Despite all the polls indicating Federico Gutierrez as the clear winner, Quintero has announced his resignation to directly support Upegui’s candidacy. Colombian electoral law prohibits active public officials from participating in politics. For this reason, Quintero was temporarily removed from the mayoralty last year when the electoral authority understood from a comment on his social media that he was supporting then-presidential candidate Gustavo Petro.
Quintero, a progressive in the most conservative mayoralty
Quintero’s victory in 2019 was unexpected. Medellin and the Antioquia department have always been conservative strongholds in Colombia. The left’s election results have traditionally been marginal in this city, which is the home turf of former President Alvaro Uribe and where the left, exemplified by Gustavo Petro, didn’t fare well in the 2022 presidential elections despite his national victory.

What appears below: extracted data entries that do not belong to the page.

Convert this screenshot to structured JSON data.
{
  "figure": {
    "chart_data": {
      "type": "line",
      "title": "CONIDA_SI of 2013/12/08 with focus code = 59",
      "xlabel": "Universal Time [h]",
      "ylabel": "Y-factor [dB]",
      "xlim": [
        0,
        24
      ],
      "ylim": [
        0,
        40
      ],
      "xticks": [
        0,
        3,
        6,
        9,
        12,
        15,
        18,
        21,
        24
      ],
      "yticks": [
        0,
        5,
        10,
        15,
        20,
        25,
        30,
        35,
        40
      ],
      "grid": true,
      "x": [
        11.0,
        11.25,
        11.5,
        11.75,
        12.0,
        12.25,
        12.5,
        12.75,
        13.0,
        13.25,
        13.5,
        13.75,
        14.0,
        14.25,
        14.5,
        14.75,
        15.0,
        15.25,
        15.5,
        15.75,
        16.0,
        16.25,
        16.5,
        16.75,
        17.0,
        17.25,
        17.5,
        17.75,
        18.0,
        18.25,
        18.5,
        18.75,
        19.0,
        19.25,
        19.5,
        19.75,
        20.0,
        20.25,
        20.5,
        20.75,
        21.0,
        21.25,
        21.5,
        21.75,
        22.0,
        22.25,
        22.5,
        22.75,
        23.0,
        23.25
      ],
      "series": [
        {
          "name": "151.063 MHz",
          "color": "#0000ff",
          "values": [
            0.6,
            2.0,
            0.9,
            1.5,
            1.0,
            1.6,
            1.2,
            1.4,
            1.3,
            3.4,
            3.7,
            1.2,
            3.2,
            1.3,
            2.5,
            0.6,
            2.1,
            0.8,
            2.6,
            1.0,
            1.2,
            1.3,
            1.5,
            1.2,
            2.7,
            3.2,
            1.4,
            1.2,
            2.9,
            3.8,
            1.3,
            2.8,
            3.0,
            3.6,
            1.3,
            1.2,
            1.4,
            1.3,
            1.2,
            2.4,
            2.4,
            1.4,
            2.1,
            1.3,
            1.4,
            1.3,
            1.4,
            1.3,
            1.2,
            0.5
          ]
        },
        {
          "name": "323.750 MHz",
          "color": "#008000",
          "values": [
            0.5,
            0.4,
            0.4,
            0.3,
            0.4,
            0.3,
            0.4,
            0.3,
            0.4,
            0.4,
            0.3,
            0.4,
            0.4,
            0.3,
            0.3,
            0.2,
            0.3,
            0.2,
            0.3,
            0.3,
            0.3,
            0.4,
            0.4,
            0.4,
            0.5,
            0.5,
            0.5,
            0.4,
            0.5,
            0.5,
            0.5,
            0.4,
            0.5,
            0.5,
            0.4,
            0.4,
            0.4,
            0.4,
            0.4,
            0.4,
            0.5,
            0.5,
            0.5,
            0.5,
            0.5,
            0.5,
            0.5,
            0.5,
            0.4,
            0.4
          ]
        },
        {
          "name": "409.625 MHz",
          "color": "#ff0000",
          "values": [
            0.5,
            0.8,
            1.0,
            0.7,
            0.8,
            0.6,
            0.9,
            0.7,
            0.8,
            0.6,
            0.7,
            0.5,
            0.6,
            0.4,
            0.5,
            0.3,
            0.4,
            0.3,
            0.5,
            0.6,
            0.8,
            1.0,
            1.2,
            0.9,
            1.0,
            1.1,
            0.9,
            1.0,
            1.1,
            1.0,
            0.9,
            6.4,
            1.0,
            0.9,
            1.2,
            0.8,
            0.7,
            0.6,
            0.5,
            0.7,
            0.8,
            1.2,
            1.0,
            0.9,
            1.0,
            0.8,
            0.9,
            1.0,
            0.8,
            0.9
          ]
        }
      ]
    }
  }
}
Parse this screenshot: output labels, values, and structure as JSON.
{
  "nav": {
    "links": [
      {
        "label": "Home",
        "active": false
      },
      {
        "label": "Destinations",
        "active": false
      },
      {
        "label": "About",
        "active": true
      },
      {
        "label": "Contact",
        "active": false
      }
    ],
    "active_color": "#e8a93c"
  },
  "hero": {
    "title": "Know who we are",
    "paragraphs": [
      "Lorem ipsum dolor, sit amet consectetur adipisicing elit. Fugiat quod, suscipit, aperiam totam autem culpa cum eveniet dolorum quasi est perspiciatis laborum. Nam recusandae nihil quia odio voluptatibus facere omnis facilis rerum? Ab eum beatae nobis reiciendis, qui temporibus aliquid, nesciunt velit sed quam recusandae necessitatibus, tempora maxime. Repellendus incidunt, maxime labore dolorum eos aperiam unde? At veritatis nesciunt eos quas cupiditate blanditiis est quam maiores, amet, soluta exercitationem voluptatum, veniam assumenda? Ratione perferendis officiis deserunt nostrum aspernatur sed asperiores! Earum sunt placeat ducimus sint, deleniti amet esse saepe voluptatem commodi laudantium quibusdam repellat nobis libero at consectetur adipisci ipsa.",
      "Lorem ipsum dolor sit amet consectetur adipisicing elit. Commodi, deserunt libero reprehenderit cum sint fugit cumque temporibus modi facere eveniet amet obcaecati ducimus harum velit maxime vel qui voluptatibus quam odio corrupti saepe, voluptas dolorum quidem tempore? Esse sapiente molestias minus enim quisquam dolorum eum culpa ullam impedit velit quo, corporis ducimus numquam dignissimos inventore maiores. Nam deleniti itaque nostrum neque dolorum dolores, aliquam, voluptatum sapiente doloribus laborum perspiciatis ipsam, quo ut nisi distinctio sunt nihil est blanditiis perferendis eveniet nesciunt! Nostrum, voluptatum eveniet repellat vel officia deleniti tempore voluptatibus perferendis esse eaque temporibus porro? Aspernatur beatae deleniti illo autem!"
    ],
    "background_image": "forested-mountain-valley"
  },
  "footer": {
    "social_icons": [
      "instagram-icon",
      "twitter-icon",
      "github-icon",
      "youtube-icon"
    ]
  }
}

Thus, it was a surprise when Quintero won the mayoralty by popular vote, defeating Alfredo Ramos, a candidate from the Democratic Center party, Uribe’s party, by almost 10 points. However, Daniel Quintero didn’t run for election as a left-wing candidate but as an independent candidate. This might explain his victory, as the traditional left-wing parties received poor results in the city, and the population chose a candidate perceived as an alternative to the traditional parties, which had been tarnished by years of corrupt governance.
It was later on that the mayor showed support for Gustavo Petro’s proposals and his progressive government.

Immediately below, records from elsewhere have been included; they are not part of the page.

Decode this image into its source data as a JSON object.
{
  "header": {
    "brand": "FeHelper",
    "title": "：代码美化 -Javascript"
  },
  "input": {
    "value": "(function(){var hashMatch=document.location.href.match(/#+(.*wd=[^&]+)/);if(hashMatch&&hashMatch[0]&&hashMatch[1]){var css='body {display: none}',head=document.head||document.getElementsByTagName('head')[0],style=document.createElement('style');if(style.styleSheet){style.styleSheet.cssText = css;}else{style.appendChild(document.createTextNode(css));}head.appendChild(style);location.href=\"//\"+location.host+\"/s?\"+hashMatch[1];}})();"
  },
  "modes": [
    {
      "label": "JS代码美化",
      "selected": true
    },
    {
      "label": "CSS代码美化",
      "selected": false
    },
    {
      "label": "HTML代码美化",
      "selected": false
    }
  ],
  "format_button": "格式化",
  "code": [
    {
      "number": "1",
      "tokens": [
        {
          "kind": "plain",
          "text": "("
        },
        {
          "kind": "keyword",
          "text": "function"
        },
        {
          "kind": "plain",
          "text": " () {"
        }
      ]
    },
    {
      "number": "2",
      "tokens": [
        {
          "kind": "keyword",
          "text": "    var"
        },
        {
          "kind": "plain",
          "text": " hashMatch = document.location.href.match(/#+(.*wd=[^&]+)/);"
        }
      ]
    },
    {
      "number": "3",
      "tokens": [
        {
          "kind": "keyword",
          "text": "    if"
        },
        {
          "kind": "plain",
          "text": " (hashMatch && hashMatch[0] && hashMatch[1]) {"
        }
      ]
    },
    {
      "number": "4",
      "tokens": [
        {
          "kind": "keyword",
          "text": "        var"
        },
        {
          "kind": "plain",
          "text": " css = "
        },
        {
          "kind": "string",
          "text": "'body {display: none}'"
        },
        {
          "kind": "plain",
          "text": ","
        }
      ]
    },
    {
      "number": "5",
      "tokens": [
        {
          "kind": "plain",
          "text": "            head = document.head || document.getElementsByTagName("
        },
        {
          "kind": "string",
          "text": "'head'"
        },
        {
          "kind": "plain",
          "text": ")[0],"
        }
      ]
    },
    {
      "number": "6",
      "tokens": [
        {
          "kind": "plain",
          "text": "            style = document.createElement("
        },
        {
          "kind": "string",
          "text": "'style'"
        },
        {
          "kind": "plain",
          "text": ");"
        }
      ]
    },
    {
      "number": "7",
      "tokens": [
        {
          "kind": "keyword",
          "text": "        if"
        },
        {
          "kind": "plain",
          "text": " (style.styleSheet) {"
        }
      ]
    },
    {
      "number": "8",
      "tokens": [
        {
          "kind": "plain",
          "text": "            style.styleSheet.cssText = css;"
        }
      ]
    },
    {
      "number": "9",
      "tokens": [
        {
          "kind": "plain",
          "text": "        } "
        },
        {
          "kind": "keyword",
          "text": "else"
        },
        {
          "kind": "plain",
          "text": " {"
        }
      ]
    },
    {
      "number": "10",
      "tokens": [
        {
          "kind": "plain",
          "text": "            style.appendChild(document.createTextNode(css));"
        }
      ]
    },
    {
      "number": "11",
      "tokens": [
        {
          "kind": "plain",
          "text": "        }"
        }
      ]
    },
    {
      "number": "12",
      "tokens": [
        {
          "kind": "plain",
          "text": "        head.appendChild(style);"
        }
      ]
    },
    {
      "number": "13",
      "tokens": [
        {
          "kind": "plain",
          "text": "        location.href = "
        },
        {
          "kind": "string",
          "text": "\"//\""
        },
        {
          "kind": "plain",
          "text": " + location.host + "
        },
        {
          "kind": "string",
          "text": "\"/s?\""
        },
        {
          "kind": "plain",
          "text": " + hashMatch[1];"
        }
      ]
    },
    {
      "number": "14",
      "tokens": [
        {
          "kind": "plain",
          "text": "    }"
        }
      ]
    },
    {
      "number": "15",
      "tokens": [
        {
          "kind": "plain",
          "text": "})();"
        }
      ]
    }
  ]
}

Reasons for his resignation
Quintero has announced that the reason for his resignation is “the same one that led me to become mayor.” The outgoing mayor stated that he “cannot stand idly by while traditional politicians attempt to regain power by supporting Federico Gutierrez’s candidacy.”

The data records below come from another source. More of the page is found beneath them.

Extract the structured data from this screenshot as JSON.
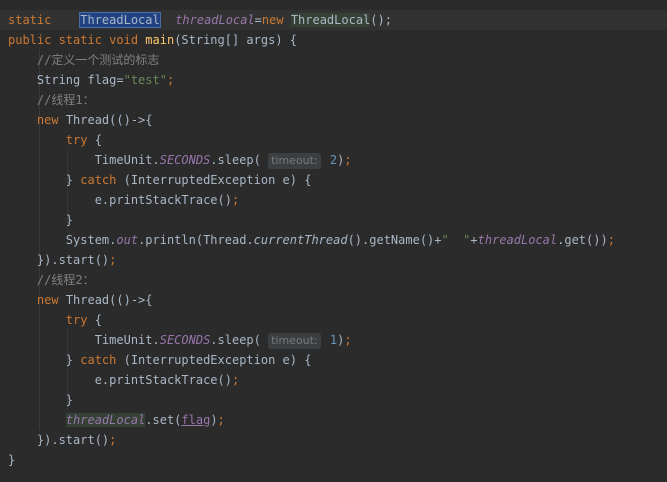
{
  "editor": {
    "lines": [
      {
        "current": true,
        "tokens": [
          [
            "kw",
            "static    "
          ],
          [
            "sel",
            "ThreadLocal"
          ],
          [
            "caret",
            ""
          ],
          [
            "",
            "  "
          ],
          [
            "fld",
            "threadLocal"
          ],
          [
            "",
            "="
          ],
          [
            "kw",
            "new "
          ],
          [
            "hl",
            "ThreadLocal"
          ],
          [
            "",
            "();"
          ]
        ]
      },
      {
        "tokens": [
          [
            "kw",
            "public static void "
          ],
          [
            "fn",
            "main"
          ],
          [
            "",
            "(String[] args) {"
          ]
        ]
      },
      {
        "tokens": [
          [
            "",
            "    "
          ],
          [
            "cmt",
            "//定义一个测试的标志"
          ]
        ]
      },
      {
        "tokens": [
          [
            "",
            "    String flag="
          ],
          [
            "str",
            "\"test\""
          ],
          [
            "kw",
            ";"
          ]
        ]
      },
      {
        "tokens": [
          [
            "",
            "    "
          ],
          [
            "cmt",
            "//线程1："
          ]
        ]
      },
      {
        "tokens": [
          [
            "",
            "    "
          ],
          [
            "kw",
            "new "
          ],
          [
            "",
            "Thread(()->{"
          ]
        ]
      },
      {
        "tokens": [
          [
            "",
            "        "
          ],
          [
            "kw",
            "try "
          ],
          [
            "",
            "{"
          ]
        ]
      },
      {
        "tokens": [
          [
            "",
            "            TimeUnit."
          ],
          [
            "fld",
            "SECONDS"
          ],
          [
            "",
            ".sleep( "
          ],
          [
            "hint",
            "timeout:"
          ],
          [
            "num",
            " 2"
          ],
          [
            "",
            ")"
          ],
          [
            "kw",
            ";"
          ]
        ]
      },
      {
        "tokens": [
          [
            "",
            "        } "
          ],
          [
            "kw",
            "catch "
          ],
          [
            "",
            "(InterruptedException e) {"
          ]
        ]
      },
      {
        "tokens": [
          [
            "",
            "            e.printStackTrace()"
          ],
          [
            "kw",
            ";"
          ]
        ]
      },
      {
        "tokens": [
          [
            "",
            "        }"
          ]
        ]
      },
      {
        "tokens": [
          [
            "",
            "        System."
          ],
          [
            "fld",
            "out"
          ],
          [
            "",
            ".println(Thread."
          ],
          [
            "ital",
            "currentThread"
          ],
          [
            "",
            "().getName()+"
          ],
          [
            "str",
            "\"  \""
          ],
          [
            "",
            "+"
          ],
          [
            "fld",
            "threadLocal"
          ],
          [
            "",
            ".get())"
          ],
          [
            "kw",
            ";"
          ]
        ]
      },
      {
        "tokens": [
          [
            "",
            "    }).start()"
          ],
          [
            "kw",
            ";"
          ]
        ]
      },
      {
        "tokens": [
          [
            "",
            "    "
          ],
          [
            "cmt",
            "//线程2："
          ]
        ]
      },
      {
        "tokens": [
          [
            "",
            "    "
          ],
          [
            "kw",
            "new "
          ],
          [
            "",
            "Thread(()->{"
          ]
        ]
      },
      {
        "tokens": [
          [
            "",
            "        "
          ],
          [
            "kw",
            "try "
          ],
          [
            "",
            "{"
          ]
        ]
      },
      {
        "tokens": [
          [
            "",
            "            TimeUnit."
          ],
          [
            "fld",
            "SECONDS"
          ],
          [
            "",
            ".sleep( "
          ],
          [
            "hint",
            "timeout:"
          ],
          [
            "num",
            " 1"
          ],
          [
            "",
            ")"
          ],
          [
            "kw",
            ";"
          ]
        ]
      },
      {
        "tokens": [
          [
            "",
            "        } "
          ],
          [
            "kw",
            "catch "
          ],
          [
            "",
            "(InterruptedException e) {"
          ]
        ]
      },
      {
        "tokens": [
          [
            "",
            "            e.printStackTrace()"
          ],
          [
            "kw",
            ";"
          ]
        ]
      },
      {
        "tokens": [
          [
            "",
            "        }"
          ]
        ]
      },
      {
        "tokens": [
          [
            "",
            "        "
          ],
          [
            "fldhl",
            "threadLocal"
          ],
          [
            "",
            ".set("
          ],
          [
            "ulp",
            "flag"
          ],
          [
            "",
            ")"
          ],
          [
            "kw",
            ";"
          ]
        ]
      },
      {
        "tokens": [
          [
            "",
            "    }).start()"
          ],
          [
            "kw",
            ";"
          ]
        ]
      },
      {
        "tokens": [
          [
            "",
            "}"
          ]
        ]
      }
    ]
  }
}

Daniel Quintero wrote that “Upegui is the only alternative to face off against Fico, Uribe, and the political bosses who want to take control of Medellin,” joining his candidate’s campaign from the moment he left the mayoralty.
However, some analysts haven’t entirely bought into Quintero’s stated reasons for his resignation. Supporting his candidate, Upegui, who, according to polls, has little chance of defeating Federico Gutierrez, has led to a deeper analysis of the causes of this resignation, three months before his term ends.
Given this, many experts in Colombian politics see Quintero’s actions as an attempt to evade disciplinary measures from the Office of the Inspector General, which oversees the conduct of politicians in the country. Quintero has been associated with controversial actions for some time. The latest was a public confrontation he had with an opposition councilor in Medellin.
In that altercation, the politicians exchanged threats, and the mayor lost his temper, severely insulting his rival, who had provoked him earlier. This incident, which will be investigated by the Office of the Inspector General, could add to two other cases pending against Quintero. Accumulating three sanctions would automatically result in his disqualification for three years, which would eliminate him from the presidential race to succeed Petro in the 2026 elections.
Presidential candidate for the left in 2026
Although nothing is confirmed, as the Colombian presidential elections are still three years away, Daniel Quintero has never hidden his interest in running as the left-wing candidate to succeed President Petro.
For this to happen, Quintero will need to earn the support of the various parties within the Pacto Histórico coalition, which supports the president but has different political currents within it.
While it’s not common for a mayor to resign before completing their term, it’s not the first time this has happened in Medellin. Alvaro Uribe also resigned from his position as mayor of the city in 1982. The reasons behind this still generate controversy in the country, as some opponents believe that the president at the time pressured him to resign due to Uribe’s alleged ties to Pablo Escobar’s cartel.